Controlling acquisition costs . Employee acquisition, that is. Replacing departed employees costs real dollars, even if experts don’t always agree on what those costs are. The Bureau of Labor Statistics calculates that, on average, replacing a salaried employee costs $13,996. Incentive magazine puts the figure for replacing top performers at around $50,000. A safe rule of thumb pegs the cost at 50 percent of the departed employee’s annual compensation for hourly employees, and increasing salary multiples for higher-tiered positions.
Reducing customer attrition. Of course, the costs don’t end with employee replacement. “When staff defects, customers are soon to follow,” writes Customer Retention Associates’ Michael Lowenstein in Customer Relationship Management . “Recent customer defection studies have shown that roughly 70 percent of the reasons customers leave can be traced back to staff turnover.”
Maintaining brand loyalty. In the U.S., the brand is king. But companies often forget that fulfilling their brand promise depends as much on their front-line employees as it does their television commercials. A 2008 CEO survey conducted by Vantage Research concluded that “Customers are only slightly more loyal to a company’s product and services than they are to its employees.”
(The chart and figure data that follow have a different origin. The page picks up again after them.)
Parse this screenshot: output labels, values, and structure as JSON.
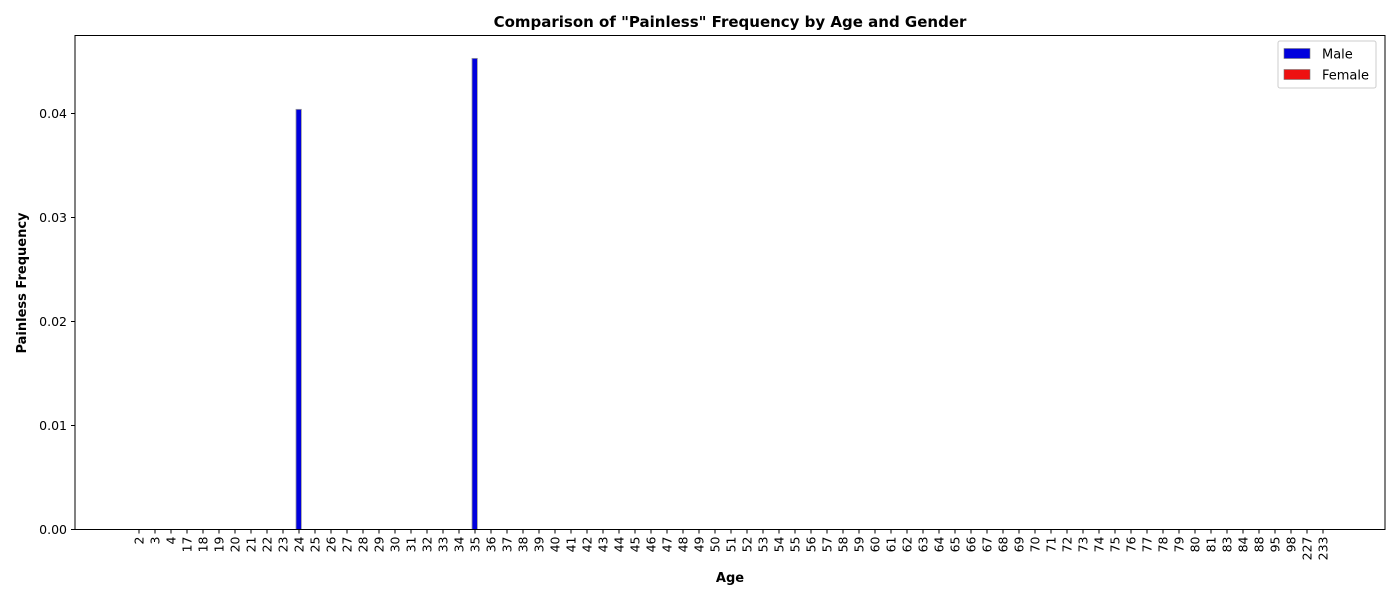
{
  "chart_data": {
    "type": "bar",
    "title": "Comparison of \"Painless\" Frequency by Age and Gender",
    "xlabel": "Age",
    "ylabel": "Painless Frequency",
    "ylim": [
      0,
      0.0475
    ],
    "yticks": [
      0.0,
      0.01,
      0.02,
      0.03,
      0.04
    ],
    "ytick_labels": [
      "0.00",
      "0.01",
      "0.02",
      "0.03",
      "0.04"
    ],
    "categories": [
      "2",
      "3",
      "4",
      "17",
      "18",
      "19",
      "20",
      "21",
      "22",
      "23",
      "24",
      "25",
      "26",
      "27",
      "28",
      "29",
      "30",
      "31",
      "32",
      "33",
      "34",
      "35",
      "36",
      "37",
      "38",
      "39",
      "40",
      "41",
      "42",
      "43",
      "44",
      "45",
      "46",
      "47",
      "48",
      "49",
      "50",
      "51",
      "52",
      "53",
      "54",
      "55",
      "56",
      "57",
      "58",
      "59",
      "60",
      "61",
      "62",
      "63",
      "64",
      "65",
      "66",
      "67",
      "68",
      "69",
      "70",
      "71",
      "72",
      "73",
      "74",
      "75",
      "76",
      "77",
      "78",
      "79",
      "80",
      "81",
      "83",
      "84",
      "88",
      "95",
      "98",
      "227",
      "233"
    ],
    "series": [
      {
        "name": "Male",
        "color": "#0000dd",
        "values": [
          0,
          0,
          0,
          0,
          0,
          0,
          0,
          0,
          0,
          0,
          0.0404,
          0,
          0,
          0,
          0,
          0,
          0,
          0,
          0,
          0,
          0,
          0.0453,
          0,
          0,
          0,
          0,
          0,
          0,
          0,
          0,
          0,
          0,
          0,
          0,
          0,
          0,
          0,
          0,
          0,
          0,
          0,
          0,
          0,
          0,
          0,
          0,
          0,
          0,
          0,
          0,
          0,
          0,
          0,
          0,
          0,
          0,
          0,
          0,
          0,
          0,
          0,
          0,
          0,
          0,
          0,
          0,
          0,
          0,
          0,
          0,
          0,
          0,
          0,
          0,
          0
        ]
      },
      {
        "name": "Female",
        "color": "#ee1111",
        "values": [
          0,
          0,
          0,
          0,
          0,
          0,
          0,
          0,
          0,
          0,
          0,
          0,
          0,
          0,
          0,
          0,
          0,
          0,
          0,
          0,
          0,
          0,
          0,
          0,
          0,
          0,
          0,
          0,
          0,
          0,
          0,
          0,
          0,
          0,
          0,
          0,
          0,
          0,
          0,
          0,
          0,
          0,
          0,
          0,
          0,
          0,
          0,
          0,
          0,
          0,
          0,
          0,
          0,
          0,
          0,
          0,
          0,
          0,
          0,
          0,
          0,
          0,
          0,
          0,
          0,
          0,
          0,
          0,
          0,
          0,
          0,
          0,
          0,
          0,
          0
        ]
      }
    ],
    "legend_position": "top-right",
    "grid": false
  }
}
Enhancing the customer experience. A 2008 Accenture study reported that 73 percent of consumers had switched at least one provider in the last year because of poor service. Half have switched providers in multiple industries—and each time they took approximately $4,000 of business with them. The trend is on the upswing: A 2008 RightNow/Harris Interactive report notes that 87 percent of consumers abandoned a business after a bad customer experience, up from 68 percent in 2006.
Enter Business-to-Employee (B2E) marketing. Employee incentive programs have been around as long as there have been employees to incent, but new approaches to employee retention are revolutionizing the concept. Recognition and reward strategies developed in consumer marketing—data collection and analysis, dialogue marketing, and targeting individual bonus offers based on employee segmentation—are now being deployed by companies who understand that the first step in building enduring customer loyalty is to build enduring employee loyalty.
“New thinking that is surfacing today suggests there is abundant justification for organizations to look in a completely new light at how they motivate their employees,” writes Dr. Mitzi Desselles, Director of Employee and Consumer Research at the international management development organization Apter International, in her white paper, Seeing Employees as Customers: The Secret of Maximizing Business Success. “The basis of this new thinking about employee motivation is founded on the idea that organizations can gain great benefits from adopting many of the sophisticated techniques that marketing has developed for winning and retaining customers. These techniques can then be adapted into a concerted approach to winning and retaining the hearts, minds and energies of employees.”